Les marchands de doute (2010) de Naomi Oreskes et Erik M. Conway (II) La « Guerre des étoiles »

Un résumé de Les marchands de doute (2010) de Naomi Oreskes et Erik M. Conway (Le Pommier 2012), par Madeleine Théodore.

Autre sujet couvert dans Les marchands de doute : la défense stratégique, la SDI (Initiative de Défense Stratégique) ou « Guerre des étoiles », qui était rejetée par la majorité des scientifiques comme impraticable et déstabilisatrice. Frederick Seitz et ses collègues se mirent en peine de la défendre, remettant en cause les preuves scientifiques de son impossibilité pratique, promouvant l’idée que les États-Unis pourraient « gagner » une guerre nucléaire.

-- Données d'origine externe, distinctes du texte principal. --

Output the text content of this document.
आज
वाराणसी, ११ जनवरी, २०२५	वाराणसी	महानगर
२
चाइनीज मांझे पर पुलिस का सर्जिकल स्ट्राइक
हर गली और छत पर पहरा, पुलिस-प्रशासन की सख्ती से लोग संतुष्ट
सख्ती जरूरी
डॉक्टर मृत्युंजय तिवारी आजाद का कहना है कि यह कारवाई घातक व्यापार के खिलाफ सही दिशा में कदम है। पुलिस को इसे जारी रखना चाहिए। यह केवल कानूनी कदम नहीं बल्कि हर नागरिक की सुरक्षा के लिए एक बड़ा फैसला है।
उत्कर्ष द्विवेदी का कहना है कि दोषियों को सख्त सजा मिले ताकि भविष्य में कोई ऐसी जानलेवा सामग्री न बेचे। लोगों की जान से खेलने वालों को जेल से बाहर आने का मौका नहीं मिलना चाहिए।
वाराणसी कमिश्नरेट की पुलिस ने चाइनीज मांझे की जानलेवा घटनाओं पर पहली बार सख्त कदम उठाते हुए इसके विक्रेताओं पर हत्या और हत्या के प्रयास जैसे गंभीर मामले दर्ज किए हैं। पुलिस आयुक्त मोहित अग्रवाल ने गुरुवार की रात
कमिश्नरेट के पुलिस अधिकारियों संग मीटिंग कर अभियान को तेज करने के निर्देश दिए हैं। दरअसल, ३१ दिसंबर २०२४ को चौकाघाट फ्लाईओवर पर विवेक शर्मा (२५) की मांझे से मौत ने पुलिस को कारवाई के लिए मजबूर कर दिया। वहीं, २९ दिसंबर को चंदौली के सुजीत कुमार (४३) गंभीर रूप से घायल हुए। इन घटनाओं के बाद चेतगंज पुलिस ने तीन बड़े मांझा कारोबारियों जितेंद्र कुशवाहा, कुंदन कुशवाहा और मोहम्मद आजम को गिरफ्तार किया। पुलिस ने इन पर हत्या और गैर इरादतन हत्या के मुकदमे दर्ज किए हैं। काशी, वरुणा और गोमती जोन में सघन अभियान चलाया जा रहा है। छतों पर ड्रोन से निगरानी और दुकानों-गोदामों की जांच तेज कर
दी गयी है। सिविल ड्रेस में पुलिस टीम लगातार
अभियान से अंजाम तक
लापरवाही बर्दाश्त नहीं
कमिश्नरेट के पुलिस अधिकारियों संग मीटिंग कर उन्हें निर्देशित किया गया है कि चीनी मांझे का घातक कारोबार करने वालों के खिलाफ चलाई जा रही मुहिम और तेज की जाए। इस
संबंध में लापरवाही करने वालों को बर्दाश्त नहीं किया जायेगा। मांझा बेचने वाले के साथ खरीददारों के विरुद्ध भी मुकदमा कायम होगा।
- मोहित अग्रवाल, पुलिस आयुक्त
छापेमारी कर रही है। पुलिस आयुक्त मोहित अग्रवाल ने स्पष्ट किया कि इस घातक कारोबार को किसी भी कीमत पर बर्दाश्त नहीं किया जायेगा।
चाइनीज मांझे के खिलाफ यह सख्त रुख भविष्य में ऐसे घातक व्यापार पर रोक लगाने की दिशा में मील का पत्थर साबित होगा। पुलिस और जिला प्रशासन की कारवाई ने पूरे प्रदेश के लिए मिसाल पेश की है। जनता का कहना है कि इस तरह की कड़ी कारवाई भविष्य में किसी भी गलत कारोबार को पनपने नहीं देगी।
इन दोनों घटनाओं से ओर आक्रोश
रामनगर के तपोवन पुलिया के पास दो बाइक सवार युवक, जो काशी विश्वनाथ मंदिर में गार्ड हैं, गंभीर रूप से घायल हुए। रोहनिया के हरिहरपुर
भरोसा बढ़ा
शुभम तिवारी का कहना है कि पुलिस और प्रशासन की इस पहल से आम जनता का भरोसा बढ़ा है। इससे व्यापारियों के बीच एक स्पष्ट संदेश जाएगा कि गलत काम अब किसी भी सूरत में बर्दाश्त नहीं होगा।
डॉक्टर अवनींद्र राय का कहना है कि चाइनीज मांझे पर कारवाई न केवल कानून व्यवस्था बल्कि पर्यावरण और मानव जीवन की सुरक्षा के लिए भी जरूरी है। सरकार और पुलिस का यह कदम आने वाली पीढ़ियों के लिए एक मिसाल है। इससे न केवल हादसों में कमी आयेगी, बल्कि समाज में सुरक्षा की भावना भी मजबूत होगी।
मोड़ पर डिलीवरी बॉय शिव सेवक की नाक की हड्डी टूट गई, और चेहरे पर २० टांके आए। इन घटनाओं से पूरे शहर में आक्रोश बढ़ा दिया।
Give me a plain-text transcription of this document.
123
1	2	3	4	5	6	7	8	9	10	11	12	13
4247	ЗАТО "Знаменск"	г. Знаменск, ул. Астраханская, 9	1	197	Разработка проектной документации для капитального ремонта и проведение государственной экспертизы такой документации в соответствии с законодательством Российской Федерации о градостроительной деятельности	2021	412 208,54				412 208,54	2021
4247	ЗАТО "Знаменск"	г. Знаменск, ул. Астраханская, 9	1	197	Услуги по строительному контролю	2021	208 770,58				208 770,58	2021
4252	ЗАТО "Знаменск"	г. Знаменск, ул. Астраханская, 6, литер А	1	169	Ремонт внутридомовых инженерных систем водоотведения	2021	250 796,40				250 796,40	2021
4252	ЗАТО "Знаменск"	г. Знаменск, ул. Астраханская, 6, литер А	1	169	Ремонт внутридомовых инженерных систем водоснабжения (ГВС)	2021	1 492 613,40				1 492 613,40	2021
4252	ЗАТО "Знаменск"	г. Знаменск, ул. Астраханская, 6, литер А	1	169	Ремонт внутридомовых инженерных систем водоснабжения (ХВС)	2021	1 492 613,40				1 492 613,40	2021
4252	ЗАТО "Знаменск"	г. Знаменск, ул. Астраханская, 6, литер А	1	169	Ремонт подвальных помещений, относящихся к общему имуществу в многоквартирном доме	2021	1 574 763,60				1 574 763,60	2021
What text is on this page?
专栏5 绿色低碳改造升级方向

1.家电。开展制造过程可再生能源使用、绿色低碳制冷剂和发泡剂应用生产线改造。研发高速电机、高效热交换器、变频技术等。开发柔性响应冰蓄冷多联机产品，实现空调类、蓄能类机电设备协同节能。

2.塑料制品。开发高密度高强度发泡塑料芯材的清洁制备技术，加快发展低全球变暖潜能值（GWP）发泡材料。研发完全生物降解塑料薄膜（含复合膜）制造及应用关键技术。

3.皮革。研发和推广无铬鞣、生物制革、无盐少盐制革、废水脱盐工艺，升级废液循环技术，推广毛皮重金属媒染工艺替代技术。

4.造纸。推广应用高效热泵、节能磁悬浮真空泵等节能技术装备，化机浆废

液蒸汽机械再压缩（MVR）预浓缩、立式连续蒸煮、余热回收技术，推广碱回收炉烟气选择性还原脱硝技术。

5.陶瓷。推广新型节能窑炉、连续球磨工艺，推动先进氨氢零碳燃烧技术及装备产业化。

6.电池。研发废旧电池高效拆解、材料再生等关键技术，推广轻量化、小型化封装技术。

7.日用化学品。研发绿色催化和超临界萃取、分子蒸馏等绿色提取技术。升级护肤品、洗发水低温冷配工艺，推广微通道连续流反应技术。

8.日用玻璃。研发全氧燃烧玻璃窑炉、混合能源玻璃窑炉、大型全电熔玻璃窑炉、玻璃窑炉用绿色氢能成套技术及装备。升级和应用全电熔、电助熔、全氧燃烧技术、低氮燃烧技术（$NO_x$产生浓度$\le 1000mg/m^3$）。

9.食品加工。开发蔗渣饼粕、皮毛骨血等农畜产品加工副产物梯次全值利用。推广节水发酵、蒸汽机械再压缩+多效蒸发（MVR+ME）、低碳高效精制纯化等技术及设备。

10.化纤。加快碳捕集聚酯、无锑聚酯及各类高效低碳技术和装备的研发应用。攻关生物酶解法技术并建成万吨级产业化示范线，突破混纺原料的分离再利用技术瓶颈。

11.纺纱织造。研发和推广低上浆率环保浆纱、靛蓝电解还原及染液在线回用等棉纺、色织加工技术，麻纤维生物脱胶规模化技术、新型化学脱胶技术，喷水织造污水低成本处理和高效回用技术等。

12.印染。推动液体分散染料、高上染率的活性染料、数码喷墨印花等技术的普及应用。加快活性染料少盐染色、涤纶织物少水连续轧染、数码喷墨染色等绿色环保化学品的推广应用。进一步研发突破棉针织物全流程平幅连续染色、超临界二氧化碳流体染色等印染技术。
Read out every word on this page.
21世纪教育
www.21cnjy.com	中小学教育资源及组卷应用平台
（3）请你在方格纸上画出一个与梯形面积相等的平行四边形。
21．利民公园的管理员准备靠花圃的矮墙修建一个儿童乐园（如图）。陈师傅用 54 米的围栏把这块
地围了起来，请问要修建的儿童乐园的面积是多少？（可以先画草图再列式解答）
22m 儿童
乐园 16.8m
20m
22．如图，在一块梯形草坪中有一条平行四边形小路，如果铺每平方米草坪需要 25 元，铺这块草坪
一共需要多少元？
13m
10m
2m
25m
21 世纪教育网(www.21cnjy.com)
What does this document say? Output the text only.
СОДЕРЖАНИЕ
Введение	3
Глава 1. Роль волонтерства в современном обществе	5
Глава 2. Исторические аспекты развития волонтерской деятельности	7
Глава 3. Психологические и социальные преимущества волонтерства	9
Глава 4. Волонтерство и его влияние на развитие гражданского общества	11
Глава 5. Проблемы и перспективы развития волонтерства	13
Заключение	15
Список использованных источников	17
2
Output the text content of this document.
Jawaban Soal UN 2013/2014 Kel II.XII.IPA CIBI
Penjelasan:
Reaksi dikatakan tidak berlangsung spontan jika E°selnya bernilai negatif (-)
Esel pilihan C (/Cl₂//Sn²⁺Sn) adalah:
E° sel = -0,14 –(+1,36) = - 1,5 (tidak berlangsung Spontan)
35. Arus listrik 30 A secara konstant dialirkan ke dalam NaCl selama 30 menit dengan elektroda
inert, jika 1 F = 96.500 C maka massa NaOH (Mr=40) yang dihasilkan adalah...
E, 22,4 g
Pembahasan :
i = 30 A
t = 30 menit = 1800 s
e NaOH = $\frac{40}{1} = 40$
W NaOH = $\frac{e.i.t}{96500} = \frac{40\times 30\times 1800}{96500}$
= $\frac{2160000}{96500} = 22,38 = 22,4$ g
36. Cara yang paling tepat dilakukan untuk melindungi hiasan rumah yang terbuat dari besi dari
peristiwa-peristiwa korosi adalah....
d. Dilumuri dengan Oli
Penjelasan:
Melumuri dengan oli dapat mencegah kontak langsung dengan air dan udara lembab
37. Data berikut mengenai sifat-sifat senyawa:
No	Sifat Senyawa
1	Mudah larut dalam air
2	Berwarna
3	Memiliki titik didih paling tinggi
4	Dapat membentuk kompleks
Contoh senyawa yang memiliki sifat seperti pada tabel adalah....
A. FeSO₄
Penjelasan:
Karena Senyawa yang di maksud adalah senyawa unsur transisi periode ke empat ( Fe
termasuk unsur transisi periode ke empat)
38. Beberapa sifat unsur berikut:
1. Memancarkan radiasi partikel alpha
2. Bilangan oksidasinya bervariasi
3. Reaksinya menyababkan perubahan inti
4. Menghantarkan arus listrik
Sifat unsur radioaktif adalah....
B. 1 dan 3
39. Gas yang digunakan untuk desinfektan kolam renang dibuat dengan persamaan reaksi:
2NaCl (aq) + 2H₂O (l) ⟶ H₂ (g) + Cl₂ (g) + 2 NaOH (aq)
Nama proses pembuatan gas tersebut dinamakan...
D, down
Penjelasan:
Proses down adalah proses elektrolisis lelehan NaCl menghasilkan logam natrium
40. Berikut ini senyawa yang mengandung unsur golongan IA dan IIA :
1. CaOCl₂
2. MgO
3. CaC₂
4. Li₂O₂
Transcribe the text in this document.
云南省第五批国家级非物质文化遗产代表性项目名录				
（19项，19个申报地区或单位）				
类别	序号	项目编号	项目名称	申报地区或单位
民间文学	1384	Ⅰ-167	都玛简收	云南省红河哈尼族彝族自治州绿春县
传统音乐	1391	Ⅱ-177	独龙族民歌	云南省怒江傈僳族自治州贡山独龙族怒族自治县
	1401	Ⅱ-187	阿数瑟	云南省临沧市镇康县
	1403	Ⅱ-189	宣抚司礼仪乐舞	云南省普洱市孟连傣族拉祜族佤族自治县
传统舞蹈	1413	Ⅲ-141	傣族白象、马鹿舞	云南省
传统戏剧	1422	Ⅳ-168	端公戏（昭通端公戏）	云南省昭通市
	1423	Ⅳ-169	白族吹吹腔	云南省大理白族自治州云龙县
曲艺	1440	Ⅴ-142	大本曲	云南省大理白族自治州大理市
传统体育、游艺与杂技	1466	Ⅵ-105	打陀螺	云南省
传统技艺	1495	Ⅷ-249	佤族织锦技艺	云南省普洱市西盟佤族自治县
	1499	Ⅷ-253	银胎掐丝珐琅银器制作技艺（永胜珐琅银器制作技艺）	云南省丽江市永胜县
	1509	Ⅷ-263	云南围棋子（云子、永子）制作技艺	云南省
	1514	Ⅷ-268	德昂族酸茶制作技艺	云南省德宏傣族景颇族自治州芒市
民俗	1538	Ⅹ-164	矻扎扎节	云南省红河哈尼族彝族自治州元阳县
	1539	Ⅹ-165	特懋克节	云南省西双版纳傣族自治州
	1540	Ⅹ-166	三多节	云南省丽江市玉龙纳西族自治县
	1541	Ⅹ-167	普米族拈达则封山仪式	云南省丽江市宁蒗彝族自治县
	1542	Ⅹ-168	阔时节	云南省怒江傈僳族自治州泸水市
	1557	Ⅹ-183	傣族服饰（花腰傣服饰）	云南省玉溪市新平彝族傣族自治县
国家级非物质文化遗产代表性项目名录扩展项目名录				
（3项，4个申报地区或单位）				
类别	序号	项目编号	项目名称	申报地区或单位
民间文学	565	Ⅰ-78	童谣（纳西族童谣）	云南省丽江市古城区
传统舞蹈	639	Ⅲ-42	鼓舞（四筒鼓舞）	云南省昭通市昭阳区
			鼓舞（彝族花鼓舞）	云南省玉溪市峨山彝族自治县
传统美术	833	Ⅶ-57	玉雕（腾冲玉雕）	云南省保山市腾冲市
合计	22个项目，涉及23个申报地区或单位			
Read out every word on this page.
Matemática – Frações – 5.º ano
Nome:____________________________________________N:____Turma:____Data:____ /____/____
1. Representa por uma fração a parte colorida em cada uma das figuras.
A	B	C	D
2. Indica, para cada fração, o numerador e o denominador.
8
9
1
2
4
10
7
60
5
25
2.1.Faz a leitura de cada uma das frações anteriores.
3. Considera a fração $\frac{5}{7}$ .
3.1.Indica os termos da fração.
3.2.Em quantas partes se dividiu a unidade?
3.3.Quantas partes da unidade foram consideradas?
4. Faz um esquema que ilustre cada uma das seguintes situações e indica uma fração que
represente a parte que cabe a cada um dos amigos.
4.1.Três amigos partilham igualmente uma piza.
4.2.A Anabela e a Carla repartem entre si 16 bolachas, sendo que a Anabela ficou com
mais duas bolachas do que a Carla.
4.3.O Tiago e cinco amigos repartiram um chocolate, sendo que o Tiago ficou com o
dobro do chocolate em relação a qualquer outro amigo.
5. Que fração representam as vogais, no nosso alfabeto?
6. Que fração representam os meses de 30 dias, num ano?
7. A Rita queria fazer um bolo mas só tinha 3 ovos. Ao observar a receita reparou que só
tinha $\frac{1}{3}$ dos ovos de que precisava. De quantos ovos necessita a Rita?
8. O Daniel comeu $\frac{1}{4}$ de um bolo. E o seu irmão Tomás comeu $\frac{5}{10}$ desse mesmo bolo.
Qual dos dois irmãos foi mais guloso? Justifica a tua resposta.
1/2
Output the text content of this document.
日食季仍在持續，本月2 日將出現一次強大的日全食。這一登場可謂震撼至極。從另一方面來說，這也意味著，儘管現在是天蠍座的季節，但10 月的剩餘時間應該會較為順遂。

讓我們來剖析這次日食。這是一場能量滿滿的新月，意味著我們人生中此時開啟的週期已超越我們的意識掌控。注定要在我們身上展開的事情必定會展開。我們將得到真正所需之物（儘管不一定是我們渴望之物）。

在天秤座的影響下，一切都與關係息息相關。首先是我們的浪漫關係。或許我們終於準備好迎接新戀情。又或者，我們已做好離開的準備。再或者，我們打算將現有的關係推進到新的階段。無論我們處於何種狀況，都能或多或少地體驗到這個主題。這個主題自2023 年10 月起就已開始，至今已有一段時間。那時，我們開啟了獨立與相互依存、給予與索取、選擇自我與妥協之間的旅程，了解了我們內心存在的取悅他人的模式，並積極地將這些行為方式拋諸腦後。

Le cœur de l’initiative de défense stratégique, promue par le président Ronald Reagan, en 1983, était d’installer dans l’espace des armes susceptibles de détruire des missiles balistiques ennemis. Cela constituerait pour les États-Unis un bouclier contre toute attaque, rendant ainsi les armes nucléaires obsolètes. Cela constituait aussi une réponse directe au mouvement prônant un « gel nucléaire », mouvement très populaire aux États-Unis, menaçant la politique extérieure et militaire de l’Administration, ainsi que les chances de réélection du président Reagan.

Les arguments en faveur de la SDI étaient les suivants : la détente était une naïveté, les États-Unis étaient capables de construire un système de défense contre les missiles soviétiques et de gagner la guerre si celle-ci était déclenchée, les agences de renseignement américaines n’étaient pas performantes, les Soviétiques voulaient non la paix mais l’hégémonie mondiale et, sans intervention américaine, l’Ouest aurait perdu. De plus, le but des États-Unis n’était pas la survie mais au bout du compte l’expansion légitime du monde libre par les actions volontaires des peuples convaincus.

Cette crainte irraisonnée et infondée aboutit à l’initiative de défense stratégique et à l’organisation des missiles balistiques de défense, approuvée par le Congrès et financée à hauteur de 60 milliards de dollars.

Cependant, le camp adverse comptait des scientifiques, dont au moins 6.500 d’entre eux, s’opposèrent à cette Guerre des étoiles en refusant de collaborer à son programme. Pour eux, la SDI était une incitation à construire plus d’armement, les Soviétiques seraient peut-être tentés d’attaquer avant que le système ne soit mis en place, celui-ci était aussi impossible à tester. De plus, le schéma de Reagan était extrêmement compliqué et cher, car la couche placée en orbite nécessitait 2.400 stations de combat au laser, pesant de 50 à 100 tonnes et coûtant environ un million de dollars chacune. L’argument principal contre la SDI était cependant celui découvert par la NASA et appelé l’« hiver nucléaire » : une guerre nucléaire ne connaîtrait pas de vainqueur car un échange de bombes, même très limité, pouvait placer la terre dans un état de gel profond, empêchant la vie d’y subsister.

Cet argument fut rejeté par les conservateurs pour « manque d’intégrité scientifique » alors qu’il reposait sur une base solide approuvée par la majorité de la communauté scientifique. Comme pour l’industrie du tabac, pour laquelle ils créèrent l’institut Rockefeller, ils décidèrent de fonder l’institut George Marshall, architecte de la reconstruction après la deuxième guerre mondiale, dont le rôle, entre autres, fut de contenir l’extension du communisme.

Seitz résuma ainsi la position conservatrice en opposition à celle de l’hiver nucléaire : « des considérations politiques ont, de façon subliminale, fait dévier le modèle d’une représentation correcte de la nature ; rétrospectivement, la politique en question peut être identifiée au mouvement pour le gel nucléaire ». En conséquence, si l’on se trouvait politiquement en désaccord avec un point soulevé par la science, il était possible de le dénoncer comme étant « d’inspiration politique ».

Si la science prenait le parti de la régulation, parti rejeté par Seitz, défenseur selon Milton Friedman de la liberté du capitalisme, alors la science devait être brisée car, dans les termes de Barry Goldwater : « l’extrémisme dans la défense de la liberté n’est pas un défaut ».